Japan Institute for National Fundamentals

Speaking out

Yasushi Tomiyama

【#855】Biden’s Future China Policy as a Matter of Concern

Yasushi Tomiyama / 2021.11.24 (Wed)

November 22, 2021

The first online meeting between U.S. President Joe Biden and Chinese President Xi Jinping took place on November 16 (Japan time) as the United States called for leader-level engagement and communication to ensure that U.S.-China competition does not veer into conflict. It was not designed to produce specific agreement on any divisive issue. We would need to closely watch whether Biden would revise his hardline attitude toward China in the wake of the summit.

No support for Taiwan independence

As predicted, Biden and Xi remained apart over Taiwan, human rights and other pending issues. Regarding Taiwan Strait tensions growing due to Chinese military aircraft’s frequent approaches to Taiwan, I noticed that the U.S. side did not deny a Chinese media report quoting Biden as saying he would not support Taiwan’s independence. “I would just note that this is something that the United States has reiterated at various points over time,” a senior U.S. administration official said of the Biden remark. What the official said is true.

The two countries might have achieved some progress in nuclear arms control following China’s reported nuclear arms buildup. Biden’s national security adviser Jake Sullivan said the two leaders agreed that they would look to begin to carry forward discussions on strategic stability. But they might not have agreed to go with government-level talks. The Chinese side has indicated that “Track 2” talks between non-government experts would be one of options. At a time when the number of nuclear warheads in China is limited to less than one-10th of the U.S. number, China may have no incentive to officially negotiate nuclear arms reduction.

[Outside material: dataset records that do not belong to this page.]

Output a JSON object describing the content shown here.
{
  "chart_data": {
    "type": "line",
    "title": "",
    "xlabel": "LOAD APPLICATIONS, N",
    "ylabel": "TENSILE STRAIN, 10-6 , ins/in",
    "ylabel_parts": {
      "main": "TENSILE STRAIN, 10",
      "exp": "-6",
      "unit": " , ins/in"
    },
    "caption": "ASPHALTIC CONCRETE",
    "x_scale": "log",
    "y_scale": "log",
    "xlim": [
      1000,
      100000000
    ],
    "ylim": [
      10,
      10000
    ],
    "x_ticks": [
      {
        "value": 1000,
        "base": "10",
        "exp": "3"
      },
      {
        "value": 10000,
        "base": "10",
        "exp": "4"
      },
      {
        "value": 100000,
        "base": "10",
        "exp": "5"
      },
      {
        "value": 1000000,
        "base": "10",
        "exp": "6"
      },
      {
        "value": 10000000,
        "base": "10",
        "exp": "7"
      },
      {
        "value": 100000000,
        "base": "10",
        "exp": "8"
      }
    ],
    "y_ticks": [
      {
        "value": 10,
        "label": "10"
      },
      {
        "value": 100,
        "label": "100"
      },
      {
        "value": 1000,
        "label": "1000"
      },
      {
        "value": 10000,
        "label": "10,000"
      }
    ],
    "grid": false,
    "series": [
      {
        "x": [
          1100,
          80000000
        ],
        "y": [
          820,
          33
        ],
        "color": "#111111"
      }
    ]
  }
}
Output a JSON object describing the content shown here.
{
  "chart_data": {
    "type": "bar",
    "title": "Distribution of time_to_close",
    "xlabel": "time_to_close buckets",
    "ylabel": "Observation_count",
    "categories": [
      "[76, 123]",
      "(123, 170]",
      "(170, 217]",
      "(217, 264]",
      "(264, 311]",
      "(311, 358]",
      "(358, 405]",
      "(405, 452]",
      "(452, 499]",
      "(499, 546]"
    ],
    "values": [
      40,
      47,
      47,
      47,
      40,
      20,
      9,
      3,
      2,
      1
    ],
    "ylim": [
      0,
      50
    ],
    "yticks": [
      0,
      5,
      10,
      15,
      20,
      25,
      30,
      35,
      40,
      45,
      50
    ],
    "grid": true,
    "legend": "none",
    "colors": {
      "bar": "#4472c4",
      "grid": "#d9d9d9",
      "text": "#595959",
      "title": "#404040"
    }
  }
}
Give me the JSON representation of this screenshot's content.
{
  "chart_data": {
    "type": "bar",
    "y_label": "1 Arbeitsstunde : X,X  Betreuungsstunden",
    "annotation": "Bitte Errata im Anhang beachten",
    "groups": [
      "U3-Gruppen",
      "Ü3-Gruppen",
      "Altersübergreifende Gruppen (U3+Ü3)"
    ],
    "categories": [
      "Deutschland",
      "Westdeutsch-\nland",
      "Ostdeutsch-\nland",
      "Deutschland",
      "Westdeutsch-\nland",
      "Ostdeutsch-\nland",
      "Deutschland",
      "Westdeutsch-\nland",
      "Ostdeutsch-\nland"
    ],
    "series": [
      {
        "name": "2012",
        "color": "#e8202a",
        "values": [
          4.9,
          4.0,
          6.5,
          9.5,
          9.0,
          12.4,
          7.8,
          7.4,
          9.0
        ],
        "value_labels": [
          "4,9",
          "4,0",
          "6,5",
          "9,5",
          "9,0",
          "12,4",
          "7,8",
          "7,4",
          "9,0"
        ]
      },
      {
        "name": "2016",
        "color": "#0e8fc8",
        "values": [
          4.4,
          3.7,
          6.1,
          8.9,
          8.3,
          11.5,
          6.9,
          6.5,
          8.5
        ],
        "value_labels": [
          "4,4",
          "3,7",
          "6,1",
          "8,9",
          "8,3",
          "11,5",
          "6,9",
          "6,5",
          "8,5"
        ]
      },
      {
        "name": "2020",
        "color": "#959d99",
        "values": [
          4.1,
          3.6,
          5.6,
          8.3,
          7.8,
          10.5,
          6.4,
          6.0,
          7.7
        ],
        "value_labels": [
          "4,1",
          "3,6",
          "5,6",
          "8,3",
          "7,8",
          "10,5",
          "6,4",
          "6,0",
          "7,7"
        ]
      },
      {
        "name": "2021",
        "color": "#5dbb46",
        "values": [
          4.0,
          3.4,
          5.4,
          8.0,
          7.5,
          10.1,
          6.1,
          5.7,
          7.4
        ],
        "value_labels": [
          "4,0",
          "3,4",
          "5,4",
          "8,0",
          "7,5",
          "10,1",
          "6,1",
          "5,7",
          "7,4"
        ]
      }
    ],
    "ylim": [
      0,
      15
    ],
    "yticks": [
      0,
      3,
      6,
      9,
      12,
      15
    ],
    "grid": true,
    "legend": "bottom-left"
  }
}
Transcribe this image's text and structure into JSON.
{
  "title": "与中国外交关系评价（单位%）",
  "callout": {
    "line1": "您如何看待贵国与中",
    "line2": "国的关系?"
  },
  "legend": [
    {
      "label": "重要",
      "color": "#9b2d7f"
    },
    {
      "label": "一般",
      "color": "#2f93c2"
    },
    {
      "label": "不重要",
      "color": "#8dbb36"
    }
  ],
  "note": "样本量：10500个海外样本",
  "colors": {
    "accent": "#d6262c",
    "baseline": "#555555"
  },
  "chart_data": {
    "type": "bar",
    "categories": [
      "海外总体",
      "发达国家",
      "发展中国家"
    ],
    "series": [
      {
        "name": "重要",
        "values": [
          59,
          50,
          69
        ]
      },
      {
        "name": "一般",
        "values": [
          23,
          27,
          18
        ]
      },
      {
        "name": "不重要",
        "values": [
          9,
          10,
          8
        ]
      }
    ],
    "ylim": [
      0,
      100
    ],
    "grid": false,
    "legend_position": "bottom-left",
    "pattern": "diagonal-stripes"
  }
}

Not pursuing regime change in China

Rather, we should note that the Biden administration has apparently departed from the previous Trump administration’s China policy regarding two points. First, a senior U.S. administration official said “leader-level engagement” would be required to manage the bilateral competition, indicating the Biden administration has come back to the China engagement policy on which U.S. successive administrations had relied.

Unlike the past administrations, however, the Biden administration is not so optimistic as to believe that engagement might lead China to comply with international rules and even political democratization could be expected. “The Biden administration is not trying to change China through bilateral engagement; we don’t think that’s realistic,” the senior U.S. official said.

Second, the Trump administration in its final days escalated its anti-China attitude to virtually encourage Chinese people to change the communist regime. On the contrary, Biden told Xi that the United States would not seek a regime change in China or enhance alliances to oppose China, according to China’s state-run Xinhua news agency.

It may be too soon to conclude the Biden administration has shifted to a conciliatory policy. The Biden administration has taken a series of measures to counter China including the creation of the AUKUS military security framework between Australia, the United Kingdom and the United States, the enhancement of the Japan-U.S.-Australia-India quadrilateral, or Quad, cooperation mainly in non-military fields to block China’s hegemonistic expansion, and the consideration of a diplomatic boycott of not sending senior government officials to the Beijing Winter Olympics in February 2022.

Nevertheless, Japan should be alert to whether the Biden administration would soften its hardline attitude and make concessions to Beijing, remembering the so-called Nixon Shock in which Japan was left behind the United States’ sudden diplomatic approach to China.

Yasushi Tomiyama is a senior research fellow and Planning Committee member at the Japan Institute for National Fundamentals and a former foreign news editor and bureau chief in Washington, D.C., London and Bangkok for the Jiji Press.